Die Mitternachtsstunde war längst vorüber, als Rittberg seine Schwester sorgsam wieder zu ihrem Zimmer begleitete. Margareth hatte geweint, heftig, anhaltend und bitter geweint, aber ihre Tränen waren geflossen, als sie von eines Bruders Armen umschlungen an einem teilnehmenden Herzen geruht hatte.
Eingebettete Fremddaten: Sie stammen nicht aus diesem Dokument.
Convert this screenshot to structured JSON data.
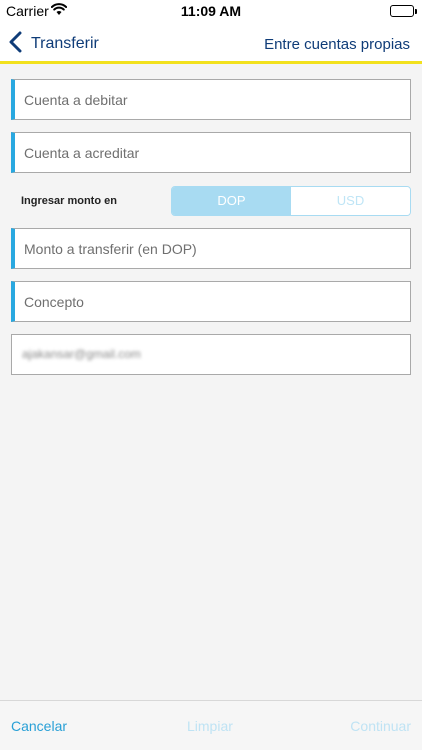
{
  "status_bar": {
    "carrier": "Carrier",
    "time": "11:09 AM"
  },
  "nav": {
    "back_label": "Transferir",
    "title": "Entre cuentas propias"
  },
  "form": {
    "debit_account_placeholder": "Cuenta a debitar",
    "credit_account_placeholder": "Cuenta a acreditar",
    "currency_label": "Ingresar monto en",
    "currency_options": [
      "DOP",
      "USD"
    ],
    "currency_selected": "DOP",
    "amount_placeholder": "Monto a transferir (en DOP)",
    "concept_placeholder": "Concepto",
    "email_value": "ajakansar@gmail.com"
  },
  "bottom_bar": {
    "cancel_label": "Cancelar",
    "clear_label": "Limpiar",
    "continue_label": "Continuar"
  },
  "colors": {
    "nav_text": "#0f3c78",
    "accent_yellow": "#f2e11d",
    "accent_blue": "#29a8e0",
    "segment_active": "#a8dbf2",
    "disabled_text": "#bfe3f4"
  }
}
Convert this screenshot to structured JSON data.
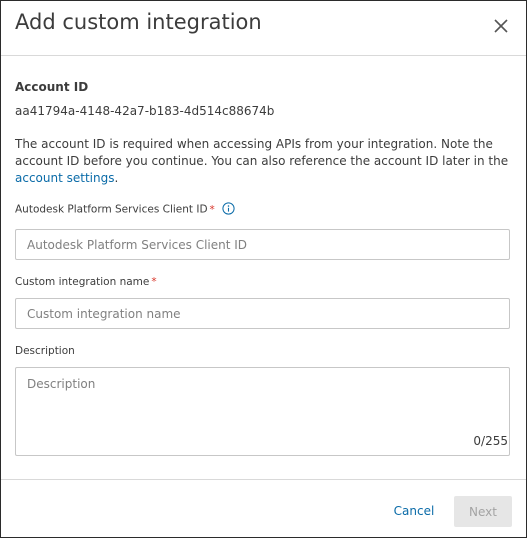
{
  "dialog": {
    "title": "Add custom integration",
    "close_icon": "close-icon"
  },
  "account": {
    "heading": "Account ID",
    "id_value": "aa41794a-4148-42a7-b183-4d514c88674b",
    "note_text": "The account ID is required when accessing APIs from your integration. Note the account ID before you continue. You can also reference the account ID later in the ",
    "note_link": "account settings",
    "note_end": "."
  },
  "fields": {
    "client_id": {
      "label": "Autodesk Platform Services Client ID",
      "required_marker": "*",
      "info_icon": "info-icon",
      "placeholder": "Autodesk Platform Services Client ID",
      "value": ""
    },
    "integration_name": {
      "label": "Custom integration name",
      "required_marker": "*",
      "placeholder": "Custom integration name",
      "value": ""
    },
    "description": {
      "label": "Description",
      "placeholder": "Description",
      "value": "",
      "counter": "0/255"
    }
  },
  "footer": {
    "cancel_label": "Cancel",
    "next_label": "Next"
  },
  "colors": {
    "link": "#0a6ba8",
    "required": "#d9362b",
    "disabled_button_bg": "#e6e6e6",
    "disabled_button_text": "#a3a3a3"
  }
}
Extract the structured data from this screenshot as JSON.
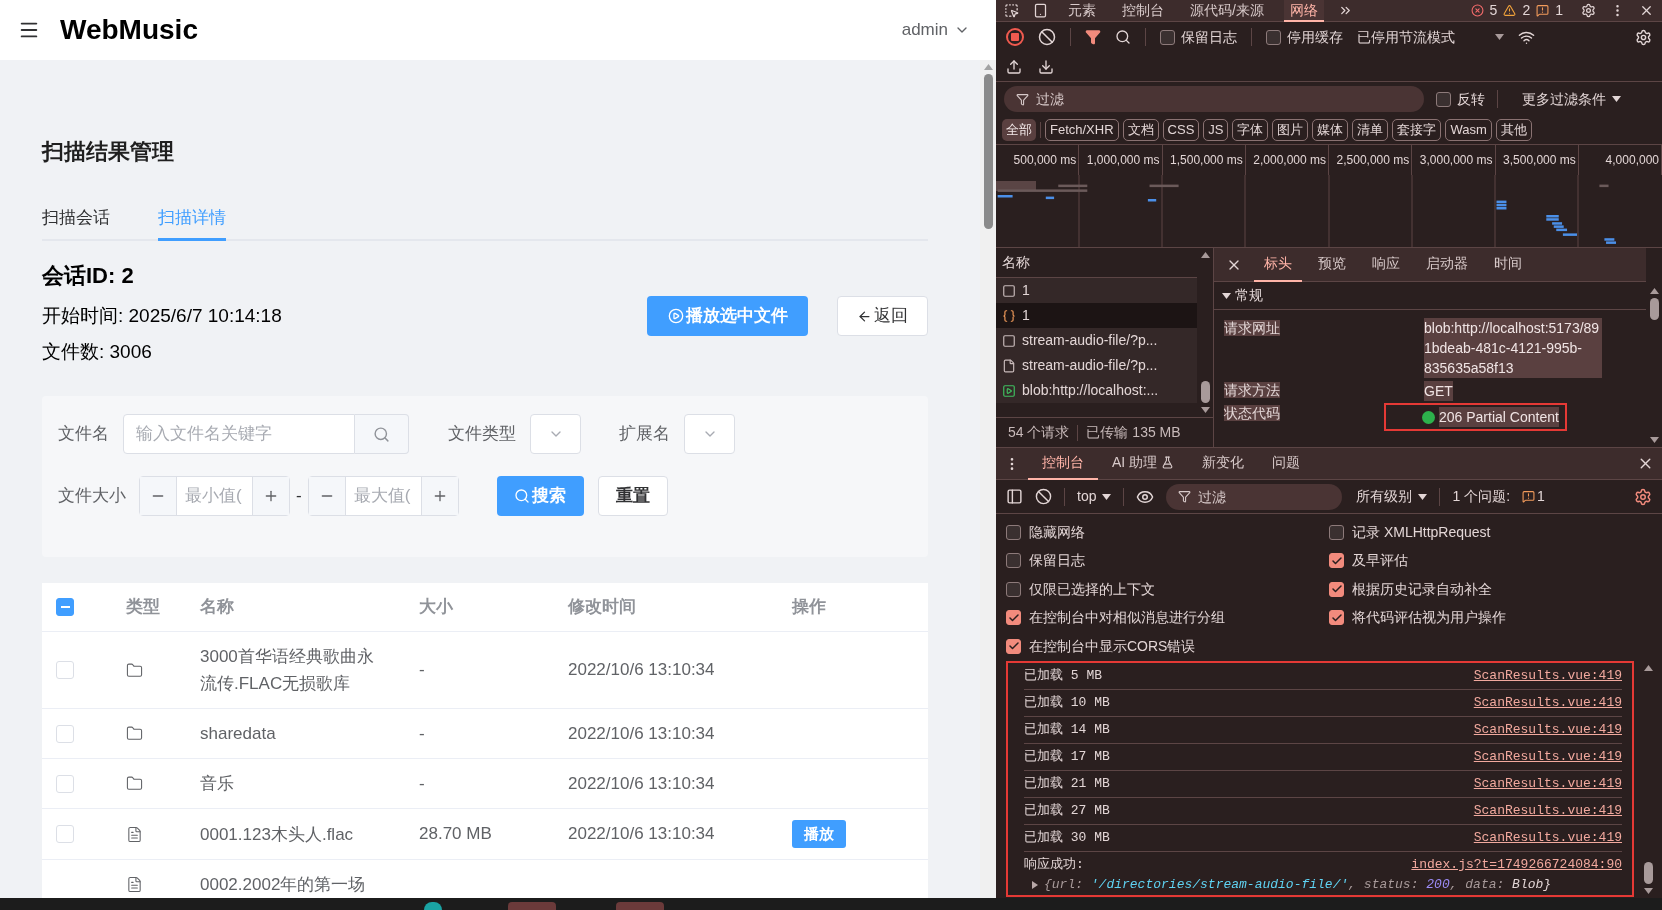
{
  "app": {
    "title": "WebMusic",
    "user": "admin",
    "page_title": "扫描结果管理",
    "tabs": [
      {
        "label": "扫描会话",
        "selected": false
      },
      {
        "label": "扫描详情",
        "selected": true
      }
    ],
    "session": {
      "id_label": "会话ID: 2",
      "start_time": "开始时间: 2025/6/7 10:14:18",
      "file_count": "文件数: 3006"
    },
    "actions": [
      {
        "label": "播放选中文件",
        "kind": "primary"
      },
      {
        "label": "返回",
        "kind": "back"
      }
    ],
    "filters": {
      "name_field": {
        "label": "文件名",
        "placeholder": "输入文件名关键字"
      },
      "type_label": "文件类型",
      "ext_label": "扩展名",
      "size_label": "文件大小",
      "size_min": {
        "placeholder": "最小值("
      },
      "range_separator": "-",
      "size_max": {
        "placeholder": "最大值("
      },
      "search_button": "搜索",
      "reset_button": "重置"
    },
    "table": {
      "select_all": {
        "indeterminate": true
      },
      "columns": [
        "类型",
        "名称",
        "大小",
        "修改时间",
        "操作"
      ],
      "rows": [
        {
          "kind": "folder",
          "checked": false,
          "name": "3000首华语经典歌曲永流传.FLAC无损歌库",
          "size": "-",
          "modified": "2022/10/6 13:10:34"
        },
        {
          "kind": "folder",
          "checked": false,
          "name": "sharedata",
          "size": "-",
          "modified": "2022/10/6 13:10:34"
        },
        {
          "kind": "folder",
          "checked": false,
          "name": "音乐",
          "size": "-",
          "modified": "2022/10/6 13:10:34"
        },
        {
          "kind": "file",
          "checked": false,
          "name": "0001.123木头人.flac",
          "size": "28.70 MB",
          "modified": "2022/10/6 13:10:34",
          "action": "播放"
        },
        {
          "kind": "file",
          "name": "0002.2002年的第一场"
        }
      ]
    }
  },
  "devtools": {
    "top_tabs": [
      {
        "label": "元素",
        "selected": false
      },
      {
        "label": "控制台",
        "selected": false
      },
      {
        "label": "源代码/来源",
        "selected": false
      },
      {
        "label": "网络",
        "selected": true
      }
    ],
    "counts": {
      "errors": "5",
      "warnings": "2",
      "issues": "1"
    },
    "network": {
      "preserve_log": {
        "label": "保留日志",
        "checked": false
      },
      "disable_cache": {
        "label": "停用缓存",
        "checked": false
      },
      "throttling": "已停用节流模式",
      "filter": {
        "placeholder": "过滤"
      },
      "invert": {
        "label": "反转",
        "checked": false
      },
      "more_filters": "更多过滤条件",
      "types": [
        {
          "label": "全部",
          "selected": true
        },
        {
          "label": "Fetch/XHR",
          "selected": false
        },
        {
          "label": "文档",
          "selected": false
        },
        {
          "label": "CSS",
          "selected": false
        },
        {
          "label": "JS",
          "selected": false
        },
        {
          "label": "字体",
          "selected": false
        },
        {
          "label": "图片",
          "selected": false
        },
        {
          "label": "媒体",
          "selected": false
        },
        {
          "label": "清单",
          "selected": false
        },
        {
          "label": "套接字",
          "selected": false
        },
        {
          "label": "Wasm",
          "selected": false
        },
        {
          "label": "其他",
          "selected": false
        }
      ],
      "overview_ticks": [
        "500,000 ms",
        "1,000,000 ms",
        "1,500,000 ms",
        "2,000,000 ms",
        "2,500,000 ms",
        "3,000,000 ms",
        "3,500,000 ms",
        "4,000,000"
      ],
      "name_header": "名称",
      "requests": [
        {
          "kind": "document",
          "name": "1",
          "selected": false
        },
        {
          "kind": "json",
          "name": "1",
          "selected": true
        },
        {
          "kind": "document",
          "name": "stream-audio-file/?p...",
          "selected": false
        },
        {
          "kind": "file",
          "name": "stream-audio-file/?p...",
          "selected": false
        },
        {
          "kind": "media",
          "name": "blob:http://localhost:...",
          "selected": false
        }
      ],
      "summary": [
        "54 个请求",
        "已传输 135 MB"
      ],
      "detail_tabs": [
        {
          "label": "标头",
          "selected": true
        },
        {
          "label": "预览",
          "selected": false
        },
        {
          "label": "响应",
          "selected": false
        },
        {
          "label": "启动器",
          "selected": false
        },
        {
          "label": "时间",
          "selected": false
        }
      ],
      "section": "常规",
      "headers": [
        {
          "name": "请求网址",
          "value": "blob:http://localhost:5173/891bdeab-481c-4121-995b-835635a58f13",
          "highlighted": false
        },
        {
          "name": "请求方法",
          "value": "GET",
          "highlighted": false
        },
        {
          "name": "状态代码",
          "value": "206 Partial Content",
          "color": "#2db14c",
          "highlighted": true
        }
      ]
    },
    "console": {
      "tabs": [
        {
          "label": "控制台",
          "selected": true,
          "kind": "plain"
        },
        {
          "label": "AI 助理",
          "selected": false,
          "kind": "lab"
        },
        {
          "label": "新变化",
          "selected": false,
          "kind": "plain"
        },
        {
          "label": "问题",
          "selected": false,
          "kind": "plain"
        }
      ],
      "context": "top",
      "filter": {
        "placeholder": "过滤"
      },
      "levels": "所有级别",
      "issues_label": "1 个问题:",
      "issues_count": "1",
      "settings_left": [
        {
          "label": "隐藏网络",
          "checked": false
        },
        {
          "label": "保留日志",
          "checked": false
        },
        {
          "label": "仅限已选择的上下文",
          "checked": false
        },
        {
          "label": "在控制台中对相似消息进行分组",
          "checked": true
        },
        {
          "label": "在控制台中显示CORS错误",
          "checked": true
        }
      ],
      "settings_right": [
        {
          "label": "记录 XMLHttpRequest",
          "checked": false
        },
        {
          "label": "及早评估",
          "checked": true
        },
        {
          "label": "根据历史记录自动补全",
          "checked": true
        },
        {
          "label": "将代码评估视为用户操作",
          "checked": true
        }
      ],
      "highlighted": true,
      "messages": [
        {
          "text": "已加载 5 MB",
          "source": "ScanResults.vue:419"
        },
        {
          "text": "已加载 10 MB",
          "source": "ScanResults.vue:419"
        },
        {
          "text": "已加载 14 MB",
          "source": "ScanResults.vue:419"
        },
        {
          "text": "已加载 17 MB",
          "source": "ScanResults.vue:419"
        },
        {
          "text": "已加载 21 MB",
          "source": "ScanResults.vue:419"
        },
        {
          "text": "已加载 27 MB",
          "source": "ScanResults.vue:419"
        },
        {
          "text": "已加载 30 MB",
          "source": "ScanResults.vue:419"
        },
        {
          "text": "响应成功:",
          "source": "index.js?t=1749266724084:90",
          "object_parts": [
            {
              "kind": "key",
              "text": "{url: "
            },
            {
              "kind": "string",
              "text": "'/directories/stream-audio-file/'"
            },
            {
              "kind": "key",
              "text": ", status: "
            },
            {
              "kind": "number",
              "text": "200"
            },
            {
              "kind": "key",
              "text": ", data: "
            },
            {
              "kind": "object",
              "text": "Blob}"
            }
          ]
        }
      ]
    }
  }
}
»Bete zu Gott, dem starken und mächtigen Vater aller Wesen, um Gnade, meine teure Margareth,« flüsterte er beim Abschiede. »Er allein kann die Wirrnisse eines unseligen Augenblickes zum Guten wenden. Dein Unglück kann ich verhindern, allein das verscherzte Glück zurückrufen kann, darf und werde ich nicht! Wir wollen tragen, was das Schicksal für uns bereithält, und Dein frischer Jugendmut wird vielleicht die Wunde leichter heilen, als wir jetzt hoffen. Deine Wünsche, die Du jetzt in meine Brust niedergelegt hast, werde ich treulich erfüllen! Ruhe sanft aus von dem ersten schweren Lebenstage, der mit einem schwarzen Kreuze gezeichnet ist!«
Er küsste sie innig und ließ sie in großer Bewegung aus seiner brüderlichen Umarmung.